Oleh Ariel Heryanto
BERBAGAI ulasan peringatan 20 tahun reformasi menunjukkan lebih banyak yang kecewa ketimbang bersyukur. Beberapa sebab bisa dilacak.
Pertama, banyak yang berharap berlebihan. Reformasi telah disalahpahami, disamakan, dan diharapkan sebagai revolusi.
Kedua, reformasi 1998 dimaknai pertama dan utama sebagai perubahan politik formal, yakni meliputi perubahan di lembaga kenegaraan dan kebijakan. Nyatanya, tidak sedikit elit politik Orde Baru bergeming dari politik elite pasca-Orde Baru.
Ketiga, sejarah sering diabaikan. Harapan muluk yang kandas menjelang perubahan sosial bukan barang baru dalam sejarah bangsa ini.
Ini terjadi pada peralihan kekuasaan berdarah dari pemerintahan Sukarno ke Suharto (1966). Hal yang sama terjadi sebelum dan setelah Indonesia merdeka dari penjajahan.
Dua masalah besar
Berbeda dari sebagian besar ulasan tentang reformasi 1998 yang terfokus pada politik elite, catatan ini berbincang mengenai nasib anak didik dan lembaga pendidikan. Pada intinya, tulisan ini merujuk dua masalah utama.

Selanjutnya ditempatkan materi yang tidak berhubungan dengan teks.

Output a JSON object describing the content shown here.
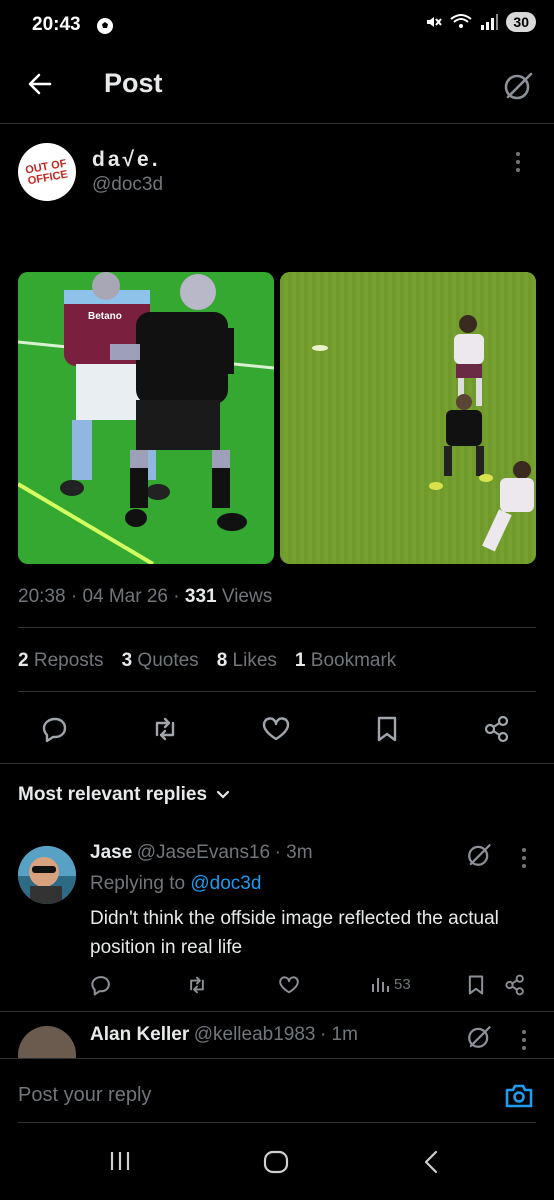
{
  "status_bar": {
    "time": "20:43",
    "battery": "30"
  },
  "header": {
    "title": "Post"
  },
  "post": {
    "author_name": "da√e.",
    "author_handle": "@doc3d",
    "avatar_lines": [
      "OUT OF",
      "OFFICE"
    ],
    "shirt_text_left": "Betano",
    "time": "20:38",
    "date": "04 Mar 26",
    "views_count": "331",
    "views_label": "Views",
    "stats": [
      {
        "count": "2",
        "label": "Reposts"
      },
      {
        "count": "3",
        "label": "Quotes"
      },
      {
        "count": "8",
        "label": "Likes"
      },
      {
        "count": "1",
        "label": "Bookmark"
      }
    ]
  },
  "replies": {
    "heading": "Most relevant replies",
    "items": [
      {
        "name": "Jase",
        "handle": "@JaseEvans16",
        "age": "3m",
        "replying_prefix": "Replying to",
        "replying_to": "@doc3d",
        "text": "Didn't think the offside image reflected the actual position in real life",
        "views": "53"
      },
      {
        "name": "Alan Keller",
        "handle": "@kelleab1983",
        "age": "1m"
      }
    ]
  },
  "compose": {
    "placeholder": "Post your reply"
  },
  "colors": {
    "accent": "#1d9bf0",
    "muted": "#71767b",
    "text": "#e7e9ea"
  }
}
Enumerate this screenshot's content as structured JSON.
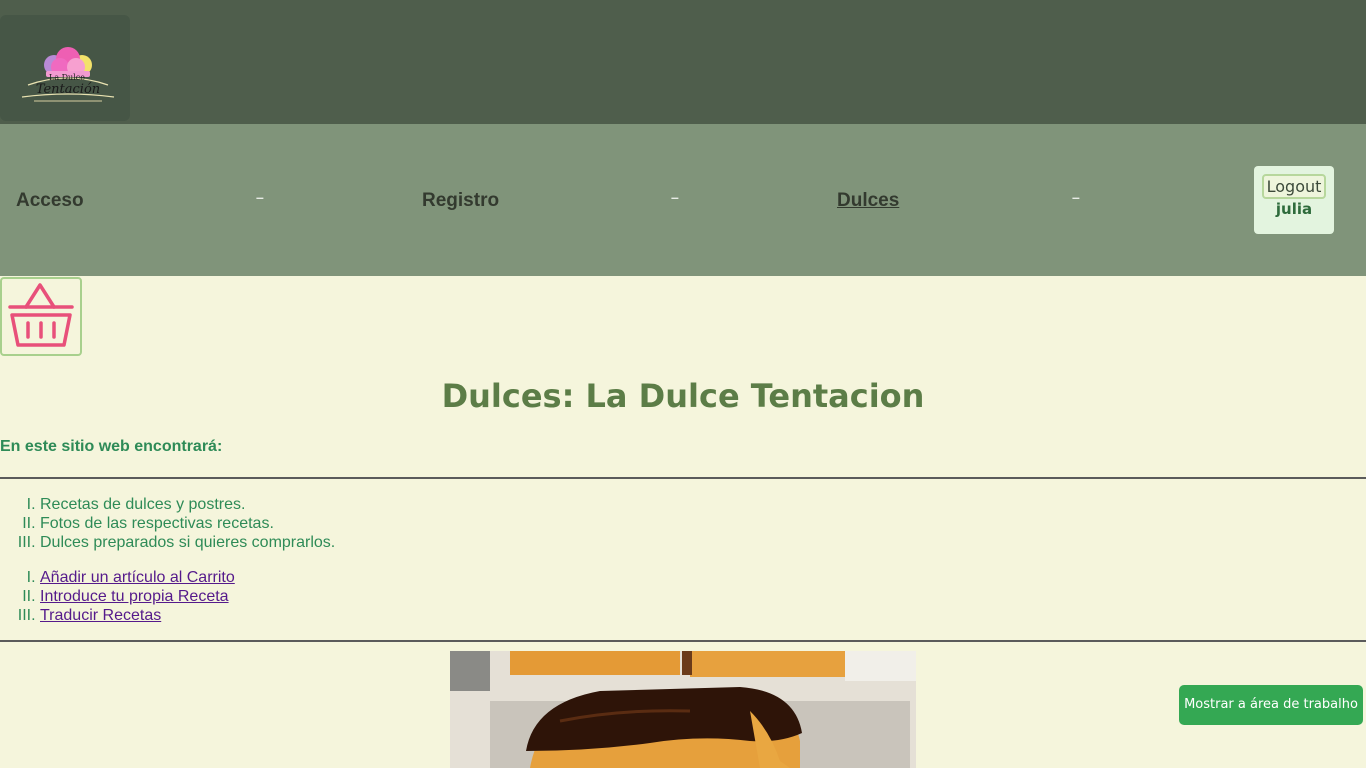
{
  "brand": {
    "logo_alt": "La Dulce Tentación"
  },
  "nav": {
    "items": [
      {
        "label": "Acceso"
      },
      {
        "label": "Registro"
      },
      {
        "label": "Dulces"
      }
    ],
    "separator": "–",
    "logout_label": "Logout",
    "username": "julia"
  },
  "cart": {
    "icon": "basket-icon"
  },
  "main": {
    "title": "Dulces: La Dulce Tentacion",
    "intro": "En este sitio web encontrará:",
    "features": [
      "Recetas de dulces y postres.",
      "Fotos de las respectivas recetas.",
      "Dulces preparados si quieres comprarlos."
    ],
    "links": [
      "Añadir un artículo al Carrito",
      "Introduce tu propia Receta",
      "Traducir Recetas"
    ]
  },
  "overlay": {
    "desktop_button": "Mostrar a área de trabalho"
  },
  "colors": {
    "header_bg": "#4f5e4c",
    "nav_bg": "#80947a",
    "page_bg": "#f5f5dc",
    "title_green": "#5c7d47",
    "text_green": "#2e8b57",
    "cart_pink": "#e8507a",
    "button_green": "#34a853"
  }
}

Pertama, sejak didirikan pemerintah kolonial hingga hari ini, lembaga pendidikan formal sekuler belum pernah menikmati otonomi dan belum dikelola secara profesional sesuai kaidah keilmuan. Sejak ada "sekolah", lembaga pendidikan diperlakukan sebagai kepanjangan birokrasi negara.

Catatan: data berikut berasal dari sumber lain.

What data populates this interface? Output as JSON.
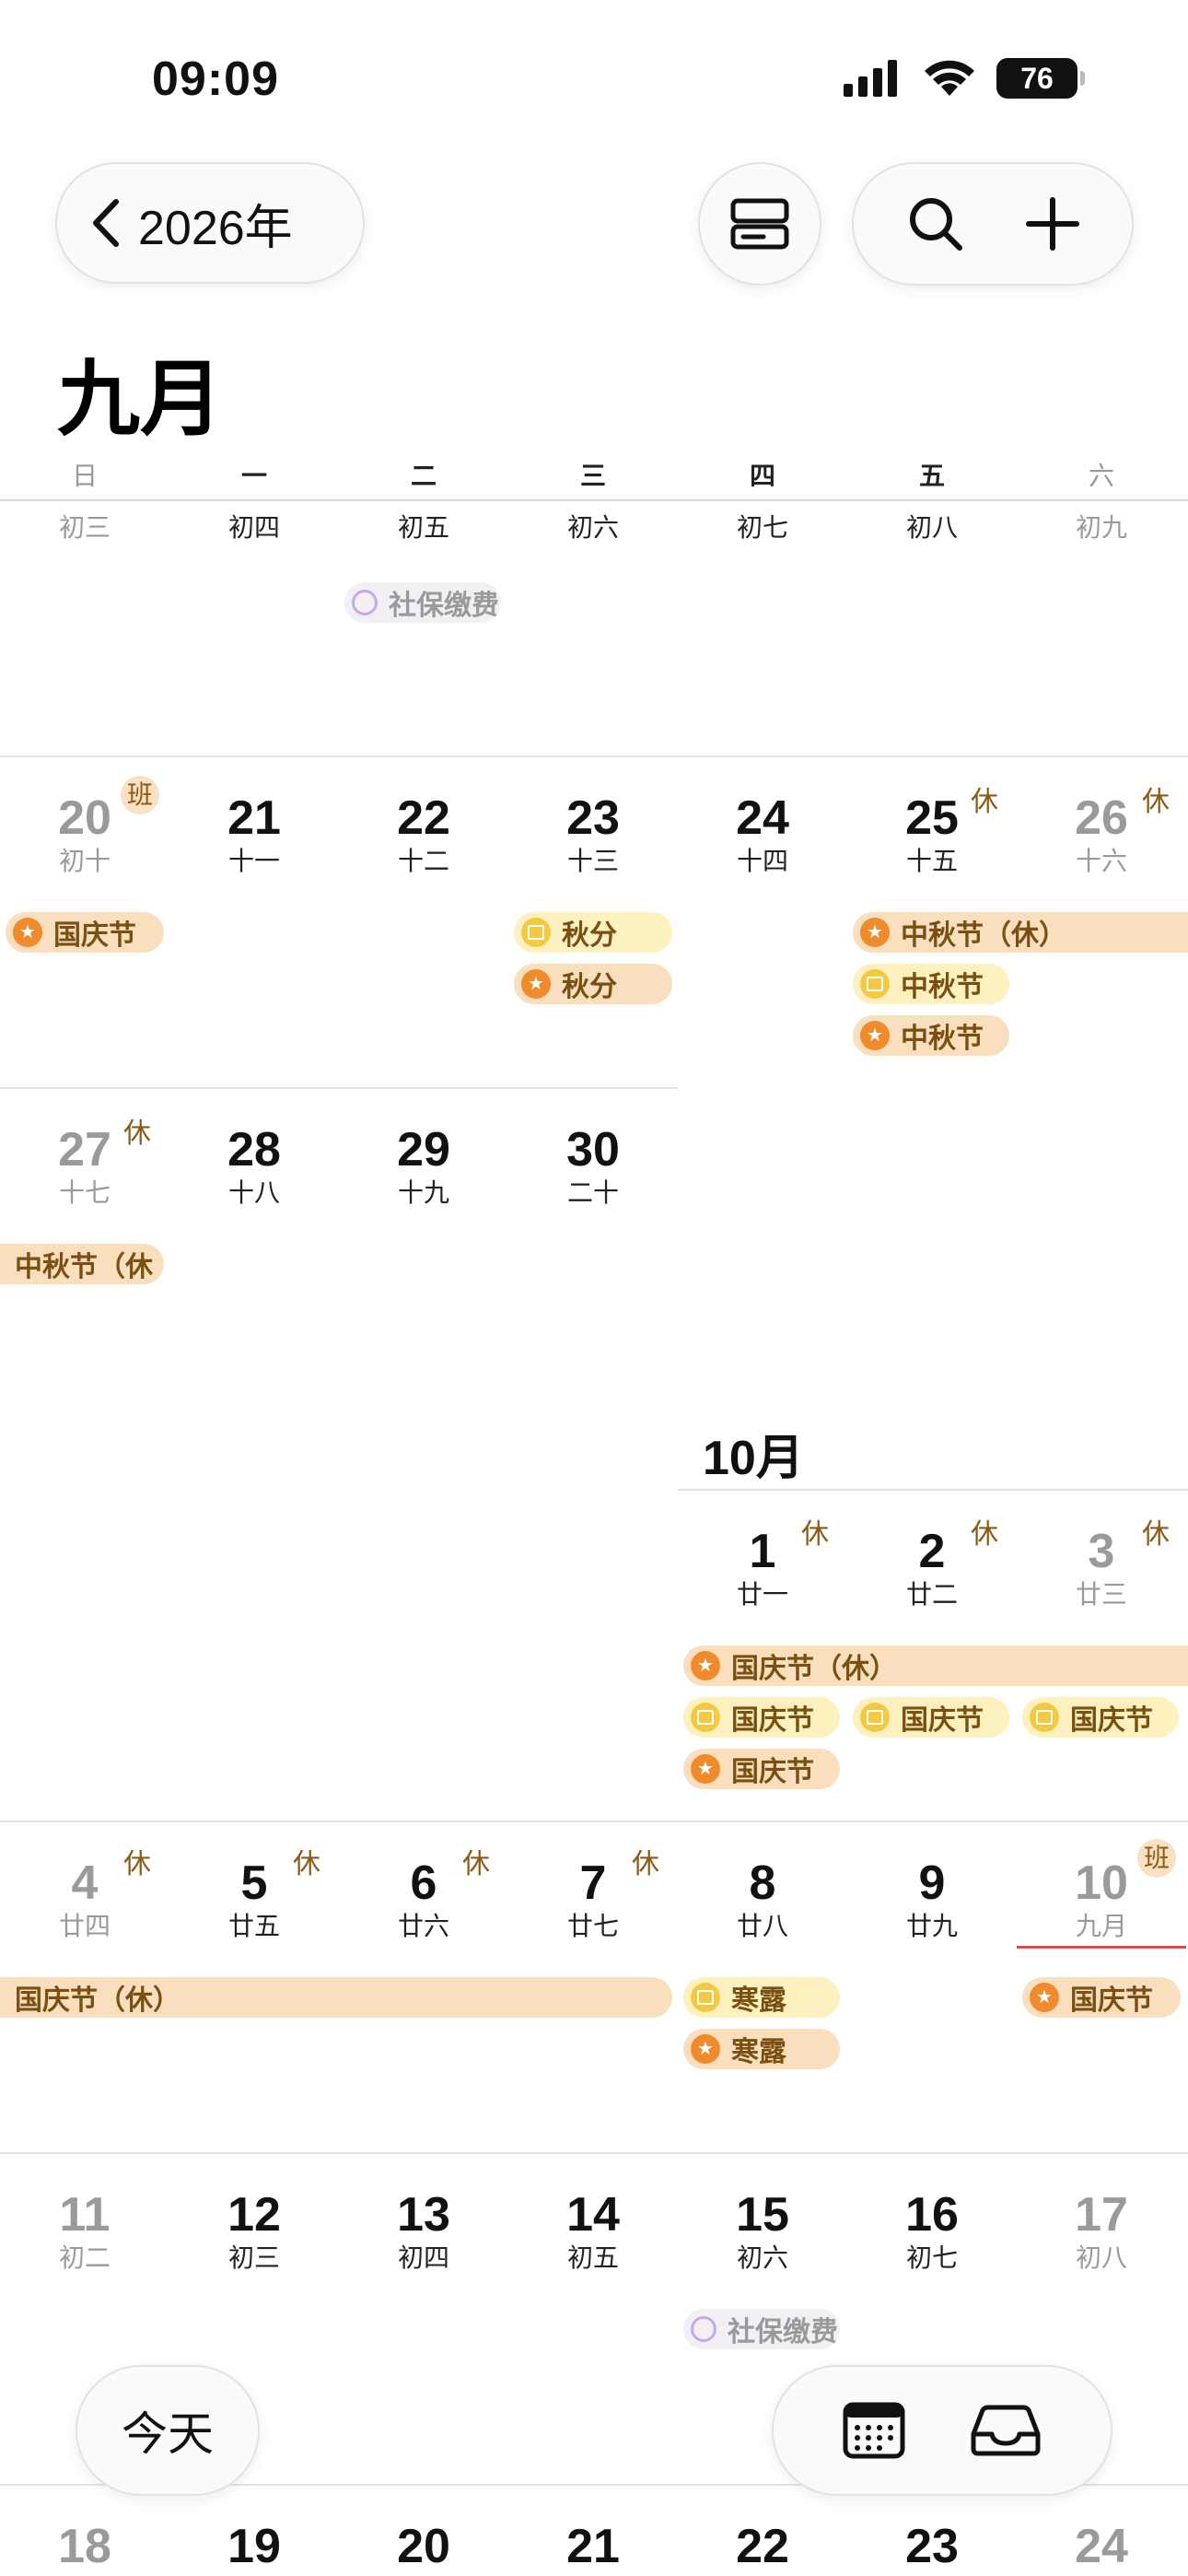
{
  "status": {
    "time": "09:09",
    "battery": "76"
  },
  "nav": {
    "back_label": "2026年",
    "month_title": "九月",
    "month_sub": "10月"
  },
  "weekdays": [
    "日",
    "一",
    "二",
    "三",
    "四",
    "五",
    "六"
  ],
  "row0": {
    "lunar": [
      "初三",
      "初四",
      "初五",
      "初六",
      "初七",
      "初八",
      "初九"
    ]
  },
  "row1": {
    "days": [
      "20",
      "21",
      "22",
      "23",
      "24",
      "25",
      "26"
    ],
    "lunar": [
      "初十",
      "十一",
      "十二",
      "十三",
      "十四",
      "十五",
      "十六"
    ]
  },
  "row2": {
    "days": [
      "27",
      "28",
      "29",
      "30"
    ],
    "lunar": [
      "十七",
      "十八",
      "十九",
      "二十"
    ]
  },
  "row_oct": {
    "days": [
      "1",
      "2",
      "3"
    ],
    "lunar": [
      "廿一",
      "廿二",
      "廿三"
    ]
  },
  "row3": {
    "days": [
      "4",
      "5",
      "6",
      "7",
      "8",
      "9",
      "10"
    ],
    "lunar": [
      "廿四",
      "廿五",
      "廿六",
      "廿七",
      "廿八",
      "廿九",
      "九月"
    ]
  },
  "row4": {
    "days": [
      "11",
      "12",
      "13",
      "14",
      "15",
      "16",
      "17"
    ],
    "lunar": [
      "初二",
      "初三",
      "初四",
      "初五",
      "初六",
      "初七",
      "初八"
    ]
  },
  "row5": {
    "days": [
      "18",
      "19",
      "20",
      "21",
      "22",
      "23",
      "24"
    ]
  },
  "tags": {
    "xiu": "休",
    "ban": "班"
  },
  "events": {
    "shebao": "社保缴费",
    "guoqing": "国庆节",
    "qiufen": "秋分",
    "zhongqiu_xiu": "中秋节（休）",
    "zhongqiu": "中秋节",
    "zhongqiu_xiu_trunc": "中秋节（休",
    "guoqing_xiu": "国庆节（休）",
    "guoqing_short": "国庆节",
    "hanlu": "寒露"
  },
  "bottom": {
    "today_label": "今天"
  }
}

Parahnya lagi, sejak Orde Baru, nasib pendidikan (seperti nyaris semua organisasi sosial) diintervensi berbagai kepentingan politik yang berkuasa.

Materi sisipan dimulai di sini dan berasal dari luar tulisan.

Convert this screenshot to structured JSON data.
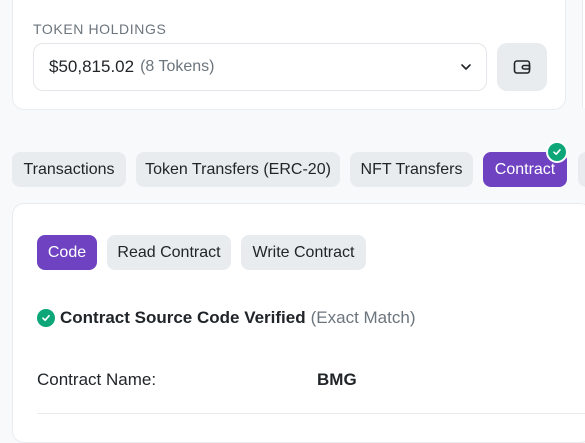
{
  "holdings": {
    "label": "TOKEN HOLDINGS",
    "value": "$50,815.02",
    "count": "(8 Tokens)"
  },
  "icons": {
    "dropdown": "chevron-down-icon",
    "wallet": "wallet-icon",
    "verified": "check-circle-icon"
  },
  "tabs": [
    {
      "label": "Transactions"
    },
    {
      "label": "Token Transfers (ERC-20)"
    },
    {
      "label": "NFT Transfers"
    },
    {
      "label": "Contract",
      "active": true
    }
  ],
  "contract": {
    "subtabs": [
      {
        "label": "Code",
        "active": true
      },
      {
        "label": "Read Contract"
      },
      {
        "label": "Write Contract"
      }
    ],
    "verified_title": "Contract Source Code Verified",
    "verified_note": "(Exact Match)",
    "name_label": "Contract Name:",
    "name_value": "BMG"
  },
  "colors": {
    "accent": "#6f42c1",
    "success": "#0ca678",
    "tab_bg": "#e9ecef",
    "muted_text": "#6c757d"
  }
}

Kedua, di abad baru ini internasionalisasi perguruan tinggi (PT) layak dipertimbangkan serius. Perlu pemerataan kesempatan internasionalisasi bagi mereka yang jauh dari Jakarta. Kedua masalah ini akan saya bahas satu per satu.
Intervensi politik
Gaya penjajahan Inggris, Perancis, Spanyol agak berbeda dari Belanda. Pada penjajah Inggris, Perancis dan Spanyol ditemukan ada niat merombak masyarakat jajahan menjadi lebih "modern" ala Eropa. Mereka giat menyebarkan agama, kebudayaan, dan bahasa dari asal penjajah ke penduduk terjajah.
Belanda berbeda. Di Hindia Belanda, pemerintah kolonial membatasi modernisasi. Hindia Belanda merupakan satu-satunya negeri kolonial besar berusia panjang yang dijalankan tanpa menggunakan bahasa Eropa, tetapi bahasa Melayu.
Pendidikan liberal dan kemanusiaan sebagai produk modernitas Eropa diperkenalkan lebih banyak dan lebih awal di beberapa jajahan Eropa lain ketimbang di Hindia Belanda.